As provided in Zmuda v Commissioner, 731 F2d 1417:

  • “The terminology of one rule can appear in the context of the other because they share the same reasoning. Both rules elevate the substance of an action above its form. Although the taxpayer may structure a transaction so that it meets the formal requirements of the Internal Revenue Code, the Commissioner may deny legal effect to a transaction if its sole purpose is to evade tax. Stewart,714 F.2d to 987.”

Personal expenses

Just because an expense is claimed by the trust does not mean that the trust expense is legitimate. For example, in general, personal expenses are not deductible on a US tax return.

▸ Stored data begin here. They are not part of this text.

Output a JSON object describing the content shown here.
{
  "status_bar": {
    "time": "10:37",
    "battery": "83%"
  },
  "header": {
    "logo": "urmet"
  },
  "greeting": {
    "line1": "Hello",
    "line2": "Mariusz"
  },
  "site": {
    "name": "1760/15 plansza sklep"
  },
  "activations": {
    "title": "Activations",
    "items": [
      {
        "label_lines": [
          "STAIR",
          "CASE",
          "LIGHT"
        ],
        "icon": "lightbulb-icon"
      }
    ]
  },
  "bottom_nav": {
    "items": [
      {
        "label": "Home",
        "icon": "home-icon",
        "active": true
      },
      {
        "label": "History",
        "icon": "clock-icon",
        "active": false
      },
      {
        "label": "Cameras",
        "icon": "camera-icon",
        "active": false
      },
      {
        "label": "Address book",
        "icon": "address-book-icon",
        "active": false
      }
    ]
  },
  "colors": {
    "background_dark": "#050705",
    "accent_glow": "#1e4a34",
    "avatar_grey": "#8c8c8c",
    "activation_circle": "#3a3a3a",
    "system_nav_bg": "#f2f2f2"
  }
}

If that person wants to form a trust and then claim the same expenses that were once considered personal, now as trust expenses – the IRS can take the position that the trust is being used for improper purposes (as in, it is being used for claim personal expenses that are not otherwise deductible).

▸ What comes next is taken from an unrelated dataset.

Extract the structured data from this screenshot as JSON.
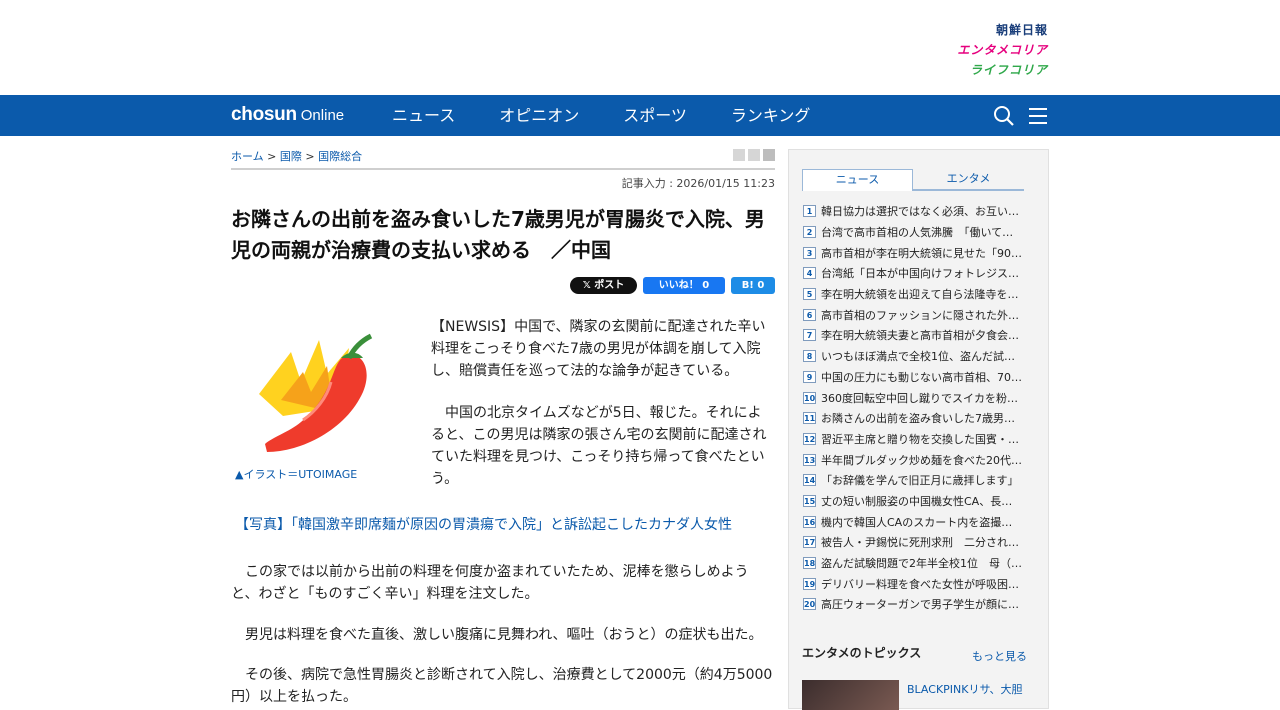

As expected in Neely v. United States, 775 F.2d 1092 (9th Cir. 19850)

  • “Even where a taxpayer has structured a transaction so that it meets the formal requirements of the Internal Revenue Code, it will be denied legal effect if its sole purpose is to evade tax. cannot be used to transform the personal activities of a family into trust activities, the family expenses becoming expenses for the administration of the trust. Schulz v. Commissioner, 686 F.2d 490, 493 (7th Cir. 1982).

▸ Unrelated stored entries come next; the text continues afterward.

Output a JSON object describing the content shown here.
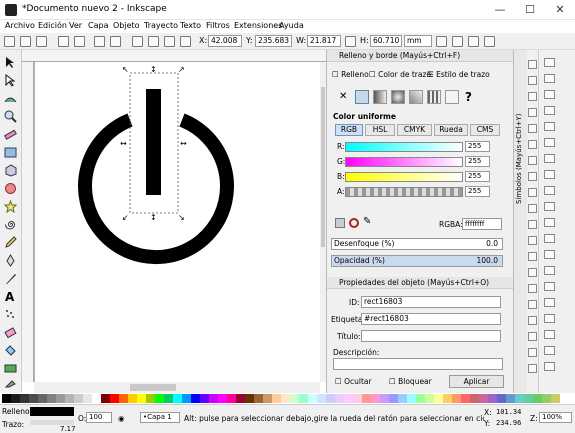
{
  "window": {
    "title": "*Documento nuevo 2 - Inkscape",
    "minimize": "—",
    "maximize": "☐",
    "close": "✕"
  },
  "menu": [
    "Archivo",
    "Edición",
    "Ver",
    "Capa",
    "Objeto",
    "Trayecto",
    "Texto",
    "Filtros",
    "Extensiones",
    "Ayuda"
  ],
  "toolbar": {
    "x_label": "X:",
    "x_value": "42.008",
    "y_label": "Y:",
    "y_value": "235.683",
    "w_label": "W:",
    "w_value": "21.817",
    "h_label": "H:",
    "h_value": "60.710",
    "unit": "mm"
  },
  "fill_stroke": {
    "header": "Relleno y borde (Mayús+Ctrl+F)",
    "tabs": [
      "Relleno",
      "Color de trazo",
      "Estilo de trazo"
    ],
    "unknown_paint": "?",
    "color_label": "Color uniforme",
    "modes": [
      "RGB",
      "HSL",
      "CMYK",
      "Rueda",
      "CMS"
    ],
    "channels": [
      {
        "label": "R:",
        "value": "255"
      },
      {
        "label": "G:",
        "value": "255"
      },
      {
        "label": "B:",
        "value": "255"
      },
      {
        "label": "A:",
        "value": "255"
      }
    ],
    "rgba_label": "RGBA:",
    "rgba_value": "ffffffff",
    "blur_label": "Desenfoque (%)",
    "blur_value": "0.0",
    "opacity_label": "Opacidad (%)",
    "opacity_value": "100.0"
  },
  "object_props": {
    "header": "Propiedades del objeto (Mayús+Ctrl+O)",
    "id_label": "ID:",
    "id_value": "rect16803",
    "label_label": "Etiqueta:",
    "label_value": "#rect16803",
    "title_label": "Título:",
    "title_value": "",
    "desc_label": "Descripción:",
    "hide_label": "Ocultar",
    "lock_label": "Bloquear",
    "apply_label": "Aplicar"
  },
  "side_tab": "Símbolos (Mayús+Ctrl+Y)",
  "palette_colors": [
    "#000000",
    "#1a1a1a",
    "#333333",
    "#4d4d4d",
    "#666666",
    "#808080",
    "#999999",
    "#b3b3b3",
    "#cccccc",
    "#e6e6e6",
    "#ffffff",
    "#800000",
    "#ff0000",
    "#ff6600",
    "#ffcc00",
    "#ffff00",
    "#99cc00",
    "#00ff00",
    "#00cc66",
    "#00ffff",
    "#0099ff",
    "#0000ff",
    "#6600ff",
    "#cc00ff",
    "#ff00ff",
    "#ff0099",
    "#990033",
    "#663300",
    "#996633",
    "#cc9966",
    "#ffcc99",
    "#ffe6cc",
    "#ccffcc",
    "#99ffcc",
    "#ccffff",
    "#cce6ff",
    "#ccccff",
    "#e6ccff",
    "#ffccff",
    "#ffcce6",
    "#ff9999",
    "#ff99cc",
    "#cc99ff",
    "#9999ff",
    "#99ccff",
    "#99ffff",
    "#99ff99",
    "#ccff99",
    "#ffff99",
    "#ffcc66",
    "#ff9966",
    "#ff6666",
    "#cc6666",
    "#cc6699",
    "#9966cc",
    "#6666cc",
    "#6699cc",
    "#66cccc",
    "#66cc99",
    "#66cc66",
    "#99cc66",
    "#cccc66"
  ],
  "status": {
    "fill_label": "Relleno:",
    "stroke_label": "Trazo:",
    "stroke_value": "7.17",
    "opacity_label": "O:",
    "opacity_value": "100",
    "layer": "•Capa 1",
    "message": "Alt: pulse para seleccionar debajo,gire la rueda del ratón para seleccionar en ciclo; arrastre par...",
    "x_label": "X:",
    "x_value": "101.34",
    "y_label": "Y:",
    "y_value": "234.96",
    "zoom_label": "Z:",
    "zoom_value": "100%"
  }
}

A bona fide charity is required for charitable trusts

Using a trust to donate money or other assets to charity is a great mechanism for both the trustee and the charity. The problem is of course when the actual charity is not a true charity (and therefore the trust would not be considered a sufficient charitable trust to meet IRS requirements) or the donation is not is not a real gift. In order to claim this type of charitable deduction, the IRS makes it clear that the recipient must be a genuine charity and that the benefit must go to the charity and not some hidden benefit from the payer. As expected in Fausner v. Commissioner55 TC 620 (1971).

  • “As used in Section 170(c), the term ‘contribution’ is synonymous with the term ‘gift’, and the term ‘gift’ has no esoteric meaning in the context of the section. channingUnited States, 4 F. Sup. 33, 34 (D. Mass. 1933), confirming per curiam 67 F.2d 986 (CA 1, 1933). Thus, to be eligible, the payments must have been made as detached or disinterested acts of generosity and not for the anticipated benefit of the payer. Commissioner v. Duberstein, 363 United States 278 (1960). »

IRS increases scrutiny of trusts

The Internal Revenue Service is stepping up its review of trusts to make sure they meet the requirements of the Internal Revenue Code. Although a typical settlor trust used to hold real estate (personal or rental property) is unlikely to cause a problem, taxpayers should be aware of the potential pitfalls of the trust.